The event brought the community together and showed athletes and students alike that they are appreciated. This was the first time that the wildkat community was able to see those elected to the homecoming court. Dukes and Duchesses as well as the King and Queen candidates were able to ride down the street in vehicles.
“It was a great feeling, I had a lot of fun seeing the whole community come out and watch the parade,” sophomore Duke Derek Lagway said.
Students who participated were given the opportunity to do more than simply be seen. They were able to directly interact with children lining the street. Seeing the various organizations make their way through town inspired the next generation of wildkats to dream big.
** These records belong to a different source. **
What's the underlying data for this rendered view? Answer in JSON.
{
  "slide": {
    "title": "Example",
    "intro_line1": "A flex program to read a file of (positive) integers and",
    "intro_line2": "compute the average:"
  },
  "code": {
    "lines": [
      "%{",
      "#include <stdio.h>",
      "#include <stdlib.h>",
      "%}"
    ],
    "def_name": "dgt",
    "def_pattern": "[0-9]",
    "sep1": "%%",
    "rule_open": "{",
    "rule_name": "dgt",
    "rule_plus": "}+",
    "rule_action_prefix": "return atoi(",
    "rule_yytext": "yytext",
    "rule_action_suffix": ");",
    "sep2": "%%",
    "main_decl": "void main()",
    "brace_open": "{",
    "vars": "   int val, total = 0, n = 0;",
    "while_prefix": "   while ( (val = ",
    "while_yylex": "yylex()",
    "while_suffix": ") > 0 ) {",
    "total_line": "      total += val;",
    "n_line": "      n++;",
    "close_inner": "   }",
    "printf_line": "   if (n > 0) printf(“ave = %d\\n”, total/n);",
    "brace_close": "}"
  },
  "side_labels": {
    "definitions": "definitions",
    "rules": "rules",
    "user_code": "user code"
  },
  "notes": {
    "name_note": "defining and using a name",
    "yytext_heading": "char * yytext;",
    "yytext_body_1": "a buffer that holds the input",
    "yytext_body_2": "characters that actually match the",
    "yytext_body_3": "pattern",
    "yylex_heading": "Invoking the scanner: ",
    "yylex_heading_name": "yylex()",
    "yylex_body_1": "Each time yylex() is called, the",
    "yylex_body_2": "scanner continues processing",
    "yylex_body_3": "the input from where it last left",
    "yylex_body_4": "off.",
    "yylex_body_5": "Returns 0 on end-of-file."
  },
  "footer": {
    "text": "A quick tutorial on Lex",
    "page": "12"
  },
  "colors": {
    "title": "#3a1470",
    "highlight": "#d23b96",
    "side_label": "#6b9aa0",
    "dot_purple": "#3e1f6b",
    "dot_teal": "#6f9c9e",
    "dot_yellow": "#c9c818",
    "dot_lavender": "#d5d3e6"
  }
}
“I loved the parade and seeing all the effort that everyone put in to make it memorable,” sophomore Sweetheart Ava Hardin said. “One of the greatest feelings in the world is hearing a little girl off to the side say that she wants to be like you when she grows up.”
The parade meant a little more for the Lagway family this year. The district’s recently built elementary school was named after Eddie Ruth Lagway, who diligently served as an educator for many years. The family was honored by having the sons of Eddie Ruth Lagway named as the Grand Marshals for the parade.
“It was an honor and a blessing to our family to be asked to represent Willis as Grand Marshal in the parade,” Derek Lagway Sr. said. “As far as my family, we are just over the moon about Lagway Elementary and the tailgating for the home games because my mother and other family members who are no longer with us have always been die-hard Willis Wildkat fans. So in a way, we feel we are honoring them and starting a new tradition and bringing the community together.”